I fall in love way too easily. It can happen within seconds. I may not know you, but I love you nonetheless. Triggered by someone’s passion, curiosity, or genuine personality. I fall in love with the light in a person’s eyes, the tone of their voice, the slight smirk that creeps upon their lips. Everyone is beautiful to me. I fall in love with the world, but I reserve my real feelings for only those who truly deserve it. Those who prove that they will not bruise my fragile sense of self.
Herein lies the problem. I fall in love so easily, but I don’t allow myself to be loved. I reject any reciprocation of my unconditional affection. There are times when I feel as though love and care are reserved for others, the chosen ones. I am not the chosen. I am a product produced only to face recall. Broken from childhood I did not learn how to be loved. I did not master the lessons in accepting compliments, being liked by another, or being admired for who I am. I cannot accept that anyone could really care about me in the unfettered, pure, and ethereal way that I love others.

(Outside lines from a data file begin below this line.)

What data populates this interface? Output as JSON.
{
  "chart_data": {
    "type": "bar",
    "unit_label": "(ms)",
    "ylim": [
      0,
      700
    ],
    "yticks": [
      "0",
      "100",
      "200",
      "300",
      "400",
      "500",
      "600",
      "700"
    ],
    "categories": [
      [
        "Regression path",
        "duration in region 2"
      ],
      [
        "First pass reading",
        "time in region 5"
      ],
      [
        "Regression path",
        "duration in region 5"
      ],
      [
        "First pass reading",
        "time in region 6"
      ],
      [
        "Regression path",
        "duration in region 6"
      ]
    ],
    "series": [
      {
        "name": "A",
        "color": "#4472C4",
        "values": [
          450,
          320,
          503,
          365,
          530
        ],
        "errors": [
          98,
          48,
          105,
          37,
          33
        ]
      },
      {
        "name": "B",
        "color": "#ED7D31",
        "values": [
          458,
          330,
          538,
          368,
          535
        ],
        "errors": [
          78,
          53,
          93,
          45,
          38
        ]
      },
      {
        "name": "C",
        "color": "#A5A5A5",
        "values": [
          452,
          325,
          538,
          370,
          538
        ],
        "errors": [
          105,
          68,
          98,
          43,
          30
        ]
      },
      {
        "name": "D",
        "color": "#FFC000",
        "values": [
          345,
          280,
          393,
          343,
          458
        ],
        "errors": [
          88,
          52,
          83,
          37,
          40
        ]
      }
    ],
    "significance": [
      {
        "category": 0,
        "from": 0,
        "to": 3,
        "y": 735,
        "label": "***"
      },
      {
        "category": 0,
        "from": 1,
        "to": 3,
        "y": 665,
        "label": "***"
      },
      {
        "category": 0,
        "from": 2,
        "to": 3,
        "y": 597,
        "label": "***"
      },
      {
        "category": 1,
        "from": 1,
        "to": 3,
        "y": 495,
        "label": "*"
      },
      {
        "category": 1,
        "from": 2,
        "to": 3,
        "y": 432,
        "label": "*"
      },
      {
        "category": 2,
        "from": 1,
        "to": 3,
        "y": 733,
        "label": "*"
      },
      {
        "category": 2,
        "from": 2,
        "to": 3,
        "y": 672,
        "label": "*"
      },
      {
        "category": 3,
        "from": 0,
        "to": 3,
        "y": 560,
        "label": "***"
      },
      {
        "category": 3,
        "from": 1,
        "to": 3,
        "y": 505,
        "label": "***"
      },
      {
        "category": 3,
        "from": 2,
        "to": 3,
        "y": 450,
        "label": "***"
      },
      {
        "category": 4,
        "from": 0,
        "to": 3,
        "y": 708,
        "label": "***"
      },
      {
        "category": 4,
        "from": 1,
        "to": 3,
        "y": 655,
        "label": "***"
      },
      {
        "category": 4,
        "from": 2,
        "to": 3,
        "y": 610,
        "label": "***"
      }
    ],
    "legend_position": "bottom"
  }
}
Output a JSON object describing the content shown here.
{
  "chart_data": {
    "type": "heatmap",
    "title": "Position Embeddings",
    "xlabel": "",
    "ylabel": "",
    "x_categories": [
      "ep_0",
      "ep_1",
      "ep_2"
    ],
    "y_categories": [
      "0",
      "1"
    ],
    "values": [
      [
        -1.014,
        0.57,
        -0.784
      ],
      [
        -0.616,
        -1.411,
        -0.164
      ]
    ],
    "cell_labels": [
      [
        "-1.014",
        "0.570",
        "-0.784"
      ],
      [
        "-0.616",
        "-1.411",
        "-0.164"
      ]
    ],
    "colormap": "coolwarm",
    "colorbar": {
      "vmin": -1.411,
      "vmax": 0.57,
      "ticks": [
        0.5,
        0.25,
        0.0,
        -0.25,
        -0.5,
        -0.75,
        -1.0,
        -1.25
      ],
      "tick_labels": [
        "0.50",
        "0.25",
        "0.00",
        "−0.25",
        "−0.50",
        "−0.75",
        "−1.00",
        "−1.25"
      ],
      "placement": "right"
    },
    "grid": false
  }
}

I’ve been hurt too many times. Fool me once, shame on you. Fool me twice, shame on me. I won’t be tricked again. I won’t believe that when you ask me questions you really value my answer. You’ll never look at me in the way for which I so endlessly strive. I can’t bring myself to believe that you think about me as much as I think about you. The truth I keep hidden would disappoint you. I’m flawed. Deeply tarnished from years of self-hatred. A decade of societal loathing.
My eyes are a salty reservoir, filling to the brim and continuously teeming. But, this flood is not on your radar. It will dry in time. Ignore the shambles. Look past the tainted soil. Step over the debris, never dare to clean it up. Just find a prettier, perfect place to build your home.